Great stuff Duane! Would you have an idea on how to make a Ronin battery work as a DTAP dummy, instead of using lipo cells? I used an old Ronin battery where I removed the cells, and soldered the DTAP +/- to B +/- on the pcb. So it works but since I haven't hooked the I2C pins it says "DJI NOT INTELLIGENT BATTERY" and kills the motors on the Ronin after few seconds. I'm wondering how could I trick the I2C to think it's a Smart Battery? Thank you!

octavez Posted at 4-24 11:10
Great stuff Duane! Would you have an idea on how to make a Ronin battery work as a DTAP dummy, instead of using lipo cells? I used an old Ronin battery where I removed the cells, and soldered the DTAP +/- to B +/- on the pcb. So it works but since I haven't hooked the I2C pins it says "DJI NOT INTELLIGENT BATTERY" and kills the motors on the Ronin after few seconds. I'm wondering how could I trick the I2C to think it's a Smart Battery? Thank you!

Sorry, I don't have any experience with the Ronin. I think there might be people working on this sort of stuff but I don't know the details.

octavez Posted at 4-24 11:10
Great stuff Duane! Would you have an idea on how to make a Ronin battery work as a DTAP dummy, instead of using lipo cells? I used an old Ronin battery where I removed the cells, and soldered the DTAP +/- to B +/- on the pcb. So it works but since I haven't hooked the I2C pins it says "DJI NOT INTELLIGENT BATTERY" and kills the motors on the Ronin after few seconds. I'm wondering how could I trick the I2C to think it's a Smart Battery? Thank you!

This will only work with old boxy 3400 mAh Ronin battery. The two other versions (4350 mAh and 1580 mAh) get the Power Failure flags from their BQ chip on the internal PCB as soon as the cells get disconnected or completely depleted.

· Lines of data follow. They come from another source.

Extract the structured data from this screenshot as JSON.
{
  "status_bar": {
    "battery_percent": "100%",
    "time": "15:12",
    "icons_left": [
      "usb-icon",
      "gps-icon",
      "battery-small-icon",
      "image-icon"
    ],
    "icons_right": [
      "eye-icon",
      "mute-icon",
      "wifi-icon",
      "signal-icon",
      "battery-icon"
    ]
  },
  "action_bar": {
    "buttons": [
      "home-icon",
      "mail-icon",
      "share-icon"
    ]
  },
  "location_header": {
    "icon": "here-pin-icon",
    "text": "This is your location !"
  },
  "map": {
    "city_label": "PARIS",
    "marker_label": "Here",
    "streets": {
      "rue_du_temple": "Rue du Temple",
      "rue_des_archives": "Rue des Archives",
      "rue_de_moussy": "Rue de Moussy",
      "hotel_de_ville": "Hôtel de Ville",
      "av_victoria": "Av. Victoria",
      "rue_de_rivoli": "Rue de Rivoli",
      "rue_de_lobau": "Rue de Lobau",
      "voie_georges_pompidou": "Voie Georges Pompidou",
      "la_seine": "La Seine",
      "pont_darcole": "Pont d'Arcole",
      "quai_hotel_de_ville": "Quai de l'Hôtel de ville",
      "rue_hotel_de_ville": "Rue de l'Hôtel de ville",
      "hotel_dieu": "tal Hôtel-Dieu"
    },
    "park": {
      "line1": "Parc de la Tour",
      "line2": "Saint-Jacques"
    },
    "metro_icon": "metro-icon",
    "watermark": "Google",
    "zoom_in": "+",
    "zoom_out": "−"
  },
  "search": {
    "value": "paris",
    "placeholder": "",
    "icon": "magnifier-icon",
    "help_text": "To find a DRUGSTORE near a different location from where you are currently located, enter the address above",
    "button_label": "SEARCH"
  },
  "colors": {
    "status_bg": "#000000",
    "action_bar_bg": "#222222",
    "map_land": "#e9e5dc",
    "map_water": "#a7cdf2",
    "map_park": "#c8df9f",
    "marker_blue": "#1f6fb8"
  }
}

Then the battery is bricked until you reset the flags over I2C.

Duane Degn Posted at 2019-9-27 19:55
When I first saw the I2C exchange between the Motion Controller and the Intelligent Battery, I was optimistic I'd be able to replicate the replies from the Intelligent Battery using a microcontroller. I'm no long as optimistic as I had been.
The Motion Controller not only reads data from the Intelligent Battery but it also writes data to the Intelligent Battery.
If I remember how I2C communication works, I think the Motion Controller writes three bytes of data to register zero and then reads six or seven bytes from register 35 (0x23).

How about this idea? Disassambe the DJI battery to get it's pcb. Add an XT connector and a balance connector to connect external RC LIPO which replacing the original 18650s.